Лежа под открытым небом, просмотрел сборник старых статей анархистки Emma Goldman[241] с ее короткой биографией, а сейчас читаю автобиографию "Mother Jones"[242]. Обе они вышли из рядов американских работниц, но какая разница! Гольдман - индивидуалистка, с маленькой "героической" философией, состряпанной из идей Кропоткина[243], Ницше[244] и Ибсена. Джонс - героическая американская пролетарка, без сомнений и фраз, но и без философии. Goldman - ставит перед собой революционные цели, но идет к ним совершенно нереволюционными путями. Mother Jones ставит себе каждый раз самые умеренные цели: more pay and less hours[245] и идет к ним смелыми революционными путями. Обе отражают Америку, каждая по-своему: Goldman своим примитивным рационализмом, Jones - своим не менее примитивным эмпиризмом. Но Jones представляет великолепную веху в истории своего класса, тогда как Goldman знаменует уход от класса в индивидуалистическое небытие. Статей Гольдман я одолеть не мог: безжизненное резонерство, которое, при всей искренности, отдает фразерством. Автобиографию Jones читаю с наслаждением.

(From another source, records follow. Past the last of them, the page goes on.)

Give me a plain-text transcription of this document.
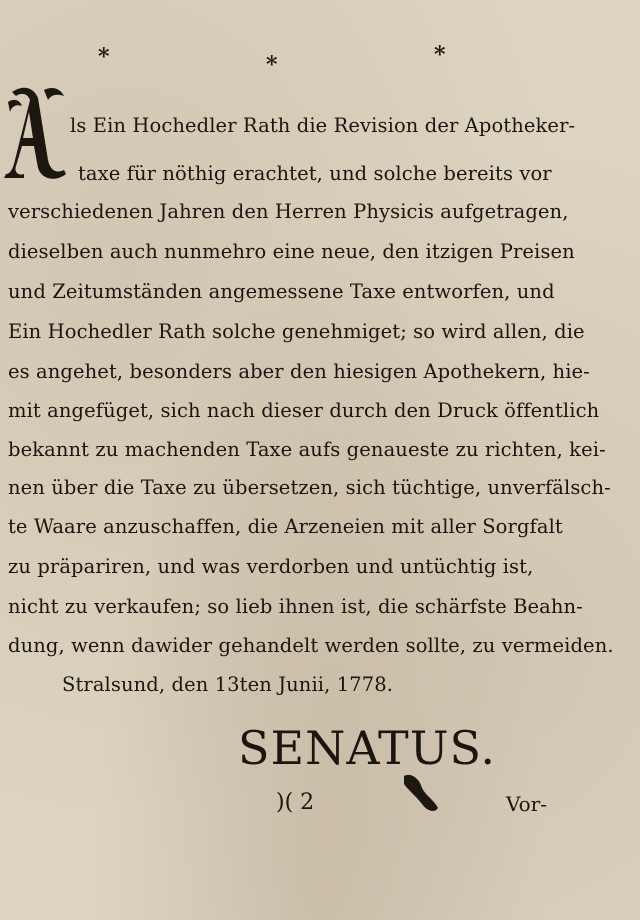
*	*	*
ls Ein Hochedler Rath die Revision der Apotheker-
taxe für nöthig erachtet, und solche bereits vor
verschiedenen Jahren den Herren Physicis aufgetragen,
dieselben auch nunmehro eine neue, den itzigen Preisen
und Zeitumständen angemessene Taxe entworfen, und
Ein Hochedler Rath solche genehmiget; so wird allen, die
es angehet, besonders aber den hiesigen Apothekern, hie-
mit angefüget, sich nach dieser durch den Druck öffentlich
bekannt zu machenden Taxe aufs genaueste zu richten, kei-
nen über die Taxe zu übersetzen, sich tüchtige, unverfälsch-
te Waare anzuschaffen, die Arzeneien mit aller Sorgfalt
zu präpariren, und was verdorben und untüchtig ist,
nicht zu verkaufen; so lieb ihnen ist, die schärfste Beahn-
dung, wenn dawider gehandelt werden sollte, zu vermeiden.
Stralsund, den 13ten Junii, 1778.
SENATUS.
)( 2	Vor-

В своих статьях и лишенных всякой литературной претензии описаниях стачечных боев Jones раскрывает мимоходом ужасающую картину исподней стороны американского капитализма и его демократии. Нельзя без содрогания и проклятий читать ее рассказ об эксплуатации и калечении на фабриках малолетних детей!

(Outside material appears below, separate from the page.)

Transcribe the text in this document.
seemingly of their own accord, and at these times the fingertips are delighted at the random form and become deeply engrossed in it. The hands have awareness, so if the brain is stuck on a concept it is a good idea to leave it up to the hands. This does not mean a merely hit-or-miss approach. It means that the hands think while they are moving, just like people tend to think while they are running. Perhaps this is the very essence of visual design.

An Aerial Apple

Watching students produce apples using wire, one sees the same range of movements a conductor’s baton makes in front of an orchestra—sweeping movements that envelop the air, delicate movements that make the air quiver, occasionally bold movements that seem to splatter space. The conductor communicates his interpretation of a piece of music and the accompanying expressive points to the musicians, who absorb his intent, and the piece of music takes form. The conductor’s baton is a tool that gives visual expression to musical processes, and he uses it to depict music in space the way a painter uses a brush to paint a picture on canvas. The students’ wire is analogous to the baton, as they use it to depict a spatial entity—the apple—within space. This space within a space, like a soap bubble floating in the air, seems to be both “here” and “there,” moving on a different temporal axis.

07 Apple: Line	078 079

Knudsen[246] сообщил, что фашисты собирают в Drammen (60 километров отсюда) митинг протеста против моего пребывания в Норвегии. По словам К., они соберут, будто бы, не больше 100 человек.
Кто-то из советских чиновников снял дачу поблизости от лесной дачки нашего хозяина. Это волнует Н., - по-моему, совершенно без основания.
Закончил чтение автобиографии Mother Jones. Давно я не читал ничего с таким интересом и волнением. Эпическая книга! Какая несокрушимая преданность трудящимся, какое органическое презрение к изменникам и карьеристам из среды рабочих "вождей". Имея за спиной 91 год, эта женщина указывала панамериканскому рабочему конгрессу Советскую Россию как пример. 93-х лет отроду она примкнула к Рабоче-фермерской партии. Но главное содержание ее жизни - участие в рабочих стачках, которые в Америке чаще, чем где-либо, превращались в гражданскую войну... Переведена ли эта книжка на иностранные языки?